Thank you, Mr. Chairman, Senator Sarbanes and Members of the Committee. It is an honor to come before the Senate Committee on Banking, Housing and Urban Affairs as the nominee to become the 36th Director of the U.S. Mint. I would like to express my thanks and gratitude to President Clinton and Treasury Secretary Summers for the nomination. I am grateful for this opportunity to continue my public service career following my service in Congress.
The year 2000 will be very important to the U.S. Mint, not just because of a new date on our coins. Thanks to the acts of recent Congresses, the Mint has, in addition to already adding six new state quarters, begun minting a new coin with a lot of fanfare, the new 'golden dollar.' I hope that I hope to add to the efforts of the Mint to not just produce and promote this coin, but also to make sure it is widely circulated and used.
Some other priorities I'd like to see at the Mint include: expanding the productive capacity; making use of new techniques for greater efficiencies; examining the use of trademarks for the U.S. Mint products; and limiting the amount of commemoratives coins as prescribed in recent laws.

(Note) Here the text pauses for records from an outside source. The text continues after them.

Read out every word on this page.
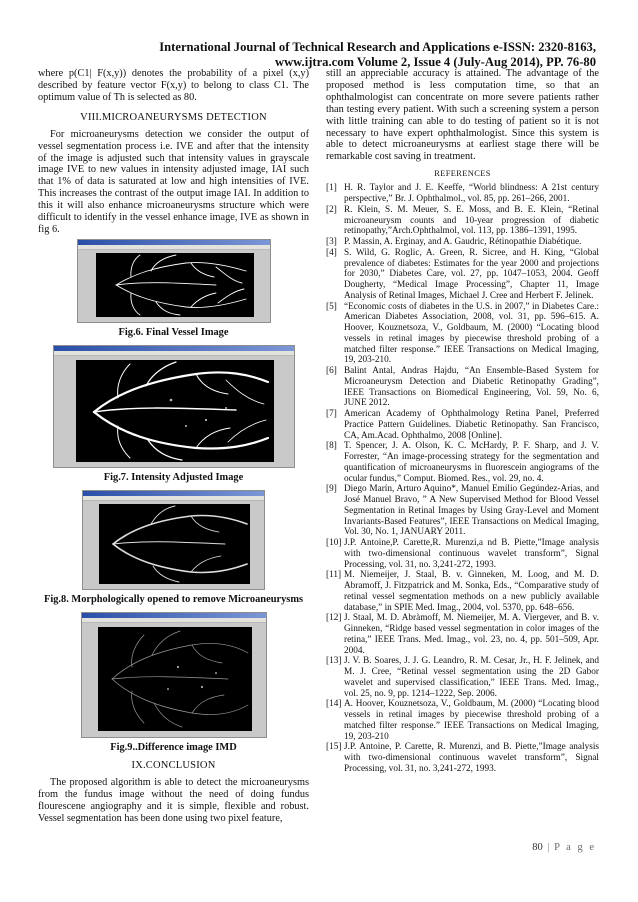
International Journal of Technical Research and Applications e-ISSN: 2320-8163,
www.ijtra.com Volume 2, Issue 4 (July-Aug 2014), PP. 76-80

where p(C1| F(x,y)) denotes the probability of a pixel (x,y) described by feature vector F(x,y) to belong to class C1. The optimum value of Th is selected as 80.

VIII.MICROANEURYSMS DETECTION

For microaneurysms detection we consider the output of vessel segmentation process i.e. IVE and after that the intensity of the image is adjusted such that intensity values in grayscale image IVE to new values in intensity adjusted image, IAI such that 1% of data is saturated at low and high intensities of IVE. This increases the contrast of the output image IAI. In addition to this it will also enhance microaneurysms structure which were difficult to identify in the vessel enhance image, IVE as shown in fig 6.

Fig.6. Final Vessel Image
Fig.7. Intensity Adjusted Image
Fig.8. Morphologically opened to remove Microaneurysms
Fig.9..Difference image IMD
IX.CONCLUSION

The proposed algorithm is able to detect the microaneurysms from the fundus image without the need of doing fundus flourescene angiography and it is simple, flexible and robust. Vessel segmentation has been done using two pixel feature,

still an appreciable accuracy is attained. The advantage of the proposed method is less computation time, so that an ophthalmologist can concentrate on more severe patients rather than testing every patient. With such a screening system a person with little training can able to do testing of patient so it is not necessary to have expert ophthalmologist. Since this system is able to detect microaneurysms at earliest stage there will be remarkable cost saving in treatment.

REFERENCES
[1] H. R. Taylor and J. E. Keeffe, “World blindness: A 21st century perspective,” Br. J. Ophthalmol., vol. 85, pp. 261–266, 2001.
[2] R. Klein, S. M. Meuer, S. E. Moss, and B. E. Klein, “Retinal microaneurysm counts and 10-year progression of diabetic retinopathy,”Arch.Ophthalmol, vol. 113, pp. 1386–1391, 1995.
[3] P. Massin, A. Erginay, and A. Gaudric, Rétinopathie Diabétique.
[4] S. Wild, G. Roglic, A. Green, R. Sicree, and H. King, “Global prevalence of diabetes: Estimates for the year 2000 and projections for 2030,” Diabetes Care, vol. 27, pp. 1047–1053, 2004. Geoff Dougherty, “Medical Image Processing”, Chapter 11, Image Analysis of Retinal Images, Michael J. Cree and Herbert F. Jelinek.
[5] “Economic costs of diabetes in the U.S. in 2007,” in Diabetes Care.: American Diabetes Association, 2008, vol. 31, pp. 596–615. A. Hoover, Kouznetsoza, V., Goldbaum, M. (2000) “Locating blood vessels in retinal images by piecewise threshold probing of a matched filter response.” IEEE Transactions on Medical Imaging, 19, 203-210.
[6] Balint Antal, Andras Hajdu, “An Ensemble-Based System for Microaneurysm Detection and Diabetic Retinopathy Grading”, IEEE Transactions on Biomedical Engineering, Vol. 59, No. 6, JUNE 2012.
[7] American Academy of Ophthalmology Retina Panel, Preferred Practice Pattern Guidelines. Diabetic Retinopathy. San Francisco, CA, Am.Acad. Ophthalmo, 2008 [Online].
[8] T. Spencer, J. A. Olson, K. C. McHardy, P. F. Sharp, and J. V. Forrester, “An image-processing strategy for the segmentation and quantification of microaneurysms in fluorescein angiograms of the ocular fundus,” Comput. Biomed. Res., vol. 29, no. 4.
[9] Diego Marín, Arturo Aquino*, Manuel Emilio Gegúndez-Arias, and José Manuel Bravo, ” A New Supervised Method for Blood Vessel Segmentation in Retinal Images by Using Gray-Level and Moment Invariants-Based Features”, IEEE Transactions on Medical Imaging, Vol. 30, No. 1, JANUARY 2011.
[10] J.P. Antoine,P. Carette,R. Murenzi,a nd B. Piette,”Image analysis with two-dimensional continuous wavelet transform”, Signal Processing, vol. 31, no. 3,241-272, 1993.
[11] M. Niemeijer, J. Staal, B. v. Ginneken, M. Loog, and M. D. Abramoff, J. Fitzpatrick and M. Sonka, Eds., “Comparative study of retinal vessel segmentation methods on a new publicly available database,” in SPIE Med. Imag., 2004, vol. 5370, pp. 648–656.
[12] J. Staal, M. D. Abràmoff, M. Niemeijer, M. A. Viergever, and B. v. Ginneken, “Ridge based vessel segmentation in color images of the retina,” IEEE Trans. Med. Imag., vol. 23, no. 4, pp. 501–509, Apr. 2004.
[13] J. V. B. Soares, J. J. G. Leandro, R. M. Cesar, Jr., H. F. Jelinek, and M. J. Cree, “Retinal vessel segmentation using the 2D Gabor wavelet and supervised classification,” IEEE Trans. Med. Imag., vol. 25, no. 9, pp. 1214–1222, Sep. 2006.
[14] A. Hoover, Kouznetsoza, V., Goldbaum, M. (2000) “Locating blood vessels in retinal images by piecewise threshold probing of a matched filter response.” IEEE Transactions on Medical Imaging, 19, 203-210
[15] J.P. Antoine, P. Carette, R. Murenzi, and B. Piette,”Image analysis with two-dimensional continuous wavelet transform”, Signal Processing, vol. 31, no. 3,241-272, 1993.
80 | P a g e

For the first time in a long time, Americans are looking at the coins, the 'change' in their pockets, with a renewed interest. It's because of state designs we have already seen on the first six quarters representing Delaware, Pennsylvania, New Jersey, Georgia, Connecticut and Massachusetts. Both schoolchildren and adults are learning some new historical facts about our country just from the change in their pockets. Interest in coin collecting…in United States coinage…in the histories of each of our states…has all increased, thanks to these quarters. Beyond the fact that our coinage is more interesting, the very fact that people are saving these quarters, means more dollars for the U.S. Treasury
This year, more Americans will pay new attention to their paper and metal money. Newly designed five and ten dollar bills will soon be appearing along with the promotional campaign for the Mint's 'golden dollar'. Under current projections, the Mint will be producing a billion 'golden dollars' in its first year of production. To meet this and expanding coin demands, I believe the Mint must have the latest, most efficient coin production facilities in the world. In asking your vote of support to run the Mint, I also ask for your input and guidance. With your help and that of all twenty-two hundred employees of the Mint, I am confident the United States Mint will continue to produce the most exciting 'change' we've ever seen.